Time: Wednesday 17th May 6PM

Location: Room 642, UCL IoE, 20 Bedford Way. 

Speaker: Dr Sihan Zhou is an Assistant Professor of Curriculum and Instruction at the Faculty of Education, the Chinese University of Hong Kong. She is also a member of the English medium instruction (EMI) Oxford Research Group. Her research focuses on listening, self-regulation, and language support in EMI higher education. Her most recent publications appear in journals such as Language Teaching, System, Applied Linguistics Review, ELT Journal, and RELC.

Brief summary:

There have been numerous calls for EMI and TESOL scholars to come into dialogue with one another to discuss language support in EMI programs. Therefore, the purpose of this talk is to bring findings from a longitudinal study on EMI lecture listening challenges and strategies to the London TESOL Research Forum in hopes of generating fruitful discussion.
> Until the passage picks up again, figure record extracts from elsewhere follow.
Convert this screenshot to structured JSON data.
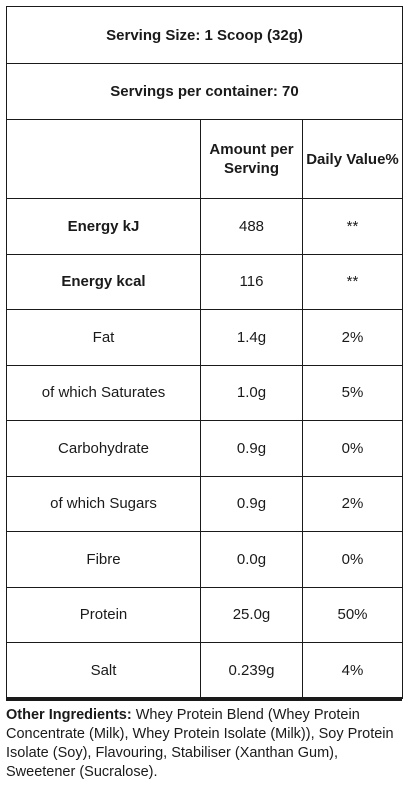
{
  "serving_size": "Serving Size: 1 Scoop (32g)",
  "servings_per_container": "Servings per container: 70",
  "headers": {
    "amount_line1": "Amount per",
    "amount_line2": "Serving",
    "daily_value": "Daily Value%"
  },
  "rows": [
    {
      "name": "Energy kJ",
      "amount": "488",
      "dv": "**",
      "bold": true
    },
    {
      "name": "Energy kcal",
      "amount": "116",
      "dv": "**",
      "bold": true
    },
    {
      "name": "Fat",
      "amount": "1.4g",
      "dv": "2%",
      "bold": false
    },
    {
      "name": "of which Saturates",
      "amount": "1.0g",
      "dv": "5%",
      "bold": false
    },
    {
      "name": "Carbohydrate",
      "amount": "0.9g",
      "dv": "0%",
      "bold": false
    },
    {
      "name": "of which Sugars",
      "amount": "0.9g",
      "dv": "2%",
      "bold": false
    },
    {
      "name": "Fibre",
      "amount": "0.0g",
      "dv": "0%",
      "bold": false
    },
    {
      "name": "Protein",
      "amount": "25.0g",
      "dv": "50%",
      "bold": false
    },
    {
      "name": "Salt",
      "amount": "0.239g",
      "dv": "4%",
      "bold": false
    }
  ],
  "ingredients": {
    "label": "Other Ingredients:",
    "text": " Whey Protein Blend (Whey Protein Concentrate (Milk), Whey Protein Isolate (Milk)), Soy Protein Isolate (Soy), Flavouring, Stabiliser (Xanthan Gum), Sweetener (Sucralose)."
  }
}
The study that will be used to stimulate the discussion is introduced below.

Abstract:

Many English medium instruction (EMI) university programs lack clear language admission thresholds, resulting in marked heterogeneity in student English proficiency upon entry. These students may face diverse challenges in their initial experiences listening to EMI academic lectures, adopt different strategies to cope, and undergo varying trajectories in listening over time. To unpack such complexities in students’ lecture listening experience, this study adopts a longitudinal mixed-methods design. It reports on questionnaire responses from 412 freshman and semi-structured interviews with a sub-group of 34 students at the beginning, halfway, and end of their first semester studying at an EMI university in China. Students of varying English listening proficiencies were divided into high, medium, and low-proficiency cohorts based on their placement test scores, and their respective trajectories of self-regulated listening were compared. Findings from the study offer important pedagogical implications for nurturing strategic self-regulated listeners and designing appropriate language support mechanisms to facilitate successful student transitions into EMI study.